Depuis l’obscurité qui m’envahit,
Noire comme le royaume de l’enfer,
Je remercie les dieux quels qu’ils soient
Pour mon âme indomptable.

Dans l’étreinte féroce des circonstances,
Je n’ai ni bronché ni pleuré
Sous les coups de l’adversité.
Mon esprit est ensanglanté mais inflexible.

Au-delà de ce monde de colère et de larmes,
Ne se profile que l’horreur de la nuit.
Et pourtant face à la grande menace
Je me trouve et je reste sans peur.

Peu importe combien le voyage sera dur,
Et combien la liste des châtiments sera lourde,
Je suis le maître de mon destin,
Je suis le capitaine de mon âme.

Invictus William Ernest Henley

On m’avait dit “pour aimer ce film, il faut aimer le rugby”, ou encore “c’est un film sur le rugby”. J’ai été surpris à quel point certaine personnes sont insensibles à certains messages, à quel point certaine personnes n’arrivent pas à lire entre les lignes. Je n’arrive pas à voir comment, après avoir vu Invictus, l’on peut me dire “c’est un film sur le rugby”, alors que Clint Eastwood signe ici un film fabuleux qui tourne autour de Mandela et de son désir d’unité nationale avant de tourner autour des Springboks (l’équipe nationale de rugby de l’Afrique du Sud) même si c’est un élément important.

Invictus raconte donc comment Nelson Mandela, tout juste élu Président de l’Afrique du Sud à la fin de la dure période de l’Apartheid, désireux de réunir son pays, utilisera la coupe du monde de rugby pour réussir cet exploit.

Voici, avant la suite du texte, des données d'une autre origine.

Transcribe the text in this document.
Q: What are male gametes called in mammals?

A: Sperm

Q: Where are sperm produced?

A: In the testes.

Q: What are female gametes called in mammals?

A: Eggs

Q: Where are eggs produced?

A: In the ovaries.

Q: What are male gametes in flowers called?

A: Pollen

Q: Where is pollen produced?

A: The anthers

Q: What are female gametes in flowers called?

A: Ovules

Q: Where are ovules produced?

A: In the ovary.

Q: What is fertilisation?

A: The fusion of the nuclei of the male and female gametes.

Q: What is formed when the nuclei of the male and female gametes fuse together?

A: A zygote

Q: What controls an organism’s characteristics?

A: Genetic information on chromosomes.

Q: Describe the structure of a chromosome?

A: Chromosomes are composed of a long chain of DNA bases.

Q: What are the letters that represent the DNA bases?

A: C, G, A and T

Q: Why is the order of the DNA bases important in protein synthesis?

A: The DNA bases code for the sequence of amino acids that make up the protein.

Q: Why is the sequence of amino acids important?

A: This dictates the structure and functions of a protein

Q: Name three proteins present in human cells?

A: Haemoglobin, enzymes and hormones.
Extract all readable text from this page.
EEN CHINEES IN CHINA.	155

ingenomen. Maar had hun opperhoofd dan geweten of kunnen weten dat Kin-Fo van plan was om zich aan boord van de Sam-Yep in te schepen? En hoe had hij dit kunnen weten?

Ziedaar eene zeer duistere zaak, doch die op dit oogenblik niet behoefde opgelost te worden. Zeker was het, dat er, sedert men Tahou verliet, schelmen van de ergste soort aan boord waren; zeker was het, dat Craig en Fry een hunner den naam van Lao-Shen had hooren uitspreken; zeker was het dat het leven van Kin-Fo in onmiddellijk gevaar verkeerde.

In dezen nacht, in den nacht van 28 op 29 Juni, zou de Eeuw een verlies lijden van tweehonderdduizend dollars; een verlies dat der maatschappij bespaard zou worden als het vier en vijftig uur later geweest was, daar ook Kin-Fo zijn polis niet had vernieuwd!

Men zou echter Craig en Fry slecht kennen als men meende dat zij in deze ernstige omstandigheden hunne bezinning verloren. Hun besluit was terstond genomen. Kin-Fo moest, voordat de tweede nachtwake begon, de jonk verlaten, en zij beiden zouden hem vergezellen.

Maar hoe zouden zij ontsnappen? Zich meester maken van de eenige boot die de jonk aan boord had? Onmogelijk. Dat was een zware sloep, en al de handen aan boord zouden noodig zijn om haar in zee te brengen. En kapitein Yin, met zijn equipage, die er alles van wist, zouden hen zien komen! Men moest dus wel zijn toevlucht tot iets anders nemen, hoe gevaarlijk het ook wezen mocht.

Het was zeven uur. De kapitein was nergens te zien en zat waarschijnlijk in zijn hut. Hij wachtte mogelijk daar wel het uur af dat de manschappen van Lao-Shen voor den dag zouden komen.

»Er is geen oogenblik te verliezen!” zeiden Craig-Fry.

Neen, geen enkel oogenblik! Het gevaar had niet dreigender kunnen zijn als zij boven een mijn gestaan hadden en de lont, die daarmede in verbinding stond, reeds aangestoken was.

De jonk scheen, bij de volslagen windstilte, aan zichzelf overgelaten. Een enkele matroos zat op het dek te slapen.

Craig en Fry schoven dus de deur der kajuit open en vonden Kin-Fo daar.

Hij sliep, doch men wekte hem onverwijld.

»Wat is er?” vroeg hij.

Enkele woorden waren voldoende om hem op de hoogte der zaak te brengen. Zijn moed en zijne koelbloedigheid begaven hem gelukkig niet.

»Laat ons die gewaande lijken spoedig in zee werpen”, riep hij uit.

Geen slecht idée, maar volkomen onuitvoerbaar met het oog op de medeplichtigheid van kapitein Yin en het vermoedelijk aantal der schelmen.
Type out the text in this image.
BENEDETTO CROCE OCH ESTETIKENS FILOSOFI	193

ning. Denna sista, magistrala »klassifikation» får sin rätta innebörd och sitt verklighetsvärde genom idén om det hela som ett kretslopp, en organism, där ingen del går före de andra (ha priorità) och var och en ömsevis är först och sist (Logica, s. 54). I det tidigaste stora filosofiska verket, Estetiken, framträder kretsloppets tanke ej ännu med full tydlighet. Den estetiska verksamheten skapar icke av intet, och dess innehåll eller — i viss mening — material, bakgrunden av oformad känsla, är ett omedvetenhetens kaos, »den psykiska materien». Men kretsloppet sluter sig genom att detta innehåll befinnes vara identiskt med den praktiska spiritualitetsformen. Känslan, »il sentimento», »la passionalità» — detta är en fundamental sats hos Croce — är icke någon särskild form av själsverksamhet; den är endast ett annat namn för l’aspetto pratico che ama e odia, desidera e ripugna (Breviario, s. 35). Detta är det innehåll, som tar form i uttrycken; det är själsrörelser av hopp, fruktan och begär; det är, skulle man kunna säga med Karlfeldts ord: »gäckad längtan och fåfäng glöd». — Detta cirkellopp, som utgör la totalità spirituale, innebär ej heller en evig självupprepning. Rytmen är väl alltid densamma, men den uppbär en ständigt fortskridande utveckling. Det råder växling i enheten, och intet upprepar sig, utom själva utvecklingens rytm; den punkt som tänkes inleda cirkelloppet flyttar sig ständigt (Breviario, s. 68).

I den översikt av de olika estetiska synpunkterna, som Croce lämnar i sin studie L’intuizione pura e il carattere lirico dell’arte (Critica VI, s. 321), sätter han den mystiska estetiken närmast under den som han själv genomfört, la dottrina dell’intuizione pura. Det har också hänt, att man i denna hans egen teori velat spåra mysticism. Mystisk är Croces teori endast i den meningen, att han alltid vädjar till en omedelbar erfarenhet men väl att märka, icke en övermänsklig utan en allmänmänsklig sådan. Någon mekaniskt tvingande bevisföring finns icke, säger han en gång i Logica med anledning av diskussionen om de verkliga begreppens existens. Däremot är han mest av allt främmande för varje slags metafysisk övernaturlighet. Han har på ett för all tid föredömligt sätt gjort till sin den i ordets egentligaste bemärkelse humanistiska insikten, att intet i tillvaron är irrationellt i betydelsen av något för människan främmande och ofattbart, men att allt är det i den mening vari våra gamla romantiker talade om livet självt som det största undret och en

L’on découvre donc le une partie du parcours fabuleux d’un homme fabuleux à travers un film fabuleux d’un réalisateur fabuleux, qui je pense réussi à me faire pleurer à chaque fois (sauf peut-être dans l’inspecteur Harry).

Ce film à tout pour être une réussite, des acteurs formidables (Morgan Freeman fait un Mandela plus vrai que nature, tout comme Matt Damon un bon petit Francois Pieenar), une musique toujours aussi impeccable, et surtout des plans magnifiques qui confirment le talent immense d’Eastwood en tant que réalisateur (je ne suis vraiment pas pressé qu’il nous quitte celui là).

Je ne vais pas m’attarder plus sur ce film, tout d’abord parce que beaucoup l’ont vu désormais, et que les autres doivent y aller impérativement (sauf les gros racistes intolérants à souhaits mais j’espère ne pas en avoir ici)

NB : c’est la 1ere fois que je pleure en écrivant un billet. C’est dire à quel point ce film m’a bouleversé.

5 Comments

Ajoutez les vôtres
  1. 1
    diskette

    je l’ai vu il y a quelques jours et j’ai beaucoup aimé.
    non ce n’est pas un film sur le rugby, ni même sur le sport a vrai dire … sans doute plus sur la volonté (entre autre).
    La musique est exceptionnelle j’suis d’accord avec toi 😉

  2. 2
    Galathys

    Ah mais non mais ah !! Faut pas dire que tu pleures, ça me donne envie de pleurer ! *gros câlin à distance*
    Mais c’est vrai que ce film est très beau. Je crois que Clint Eastwood est incapable de faire un film qui ne soit pas beau, tout simplement.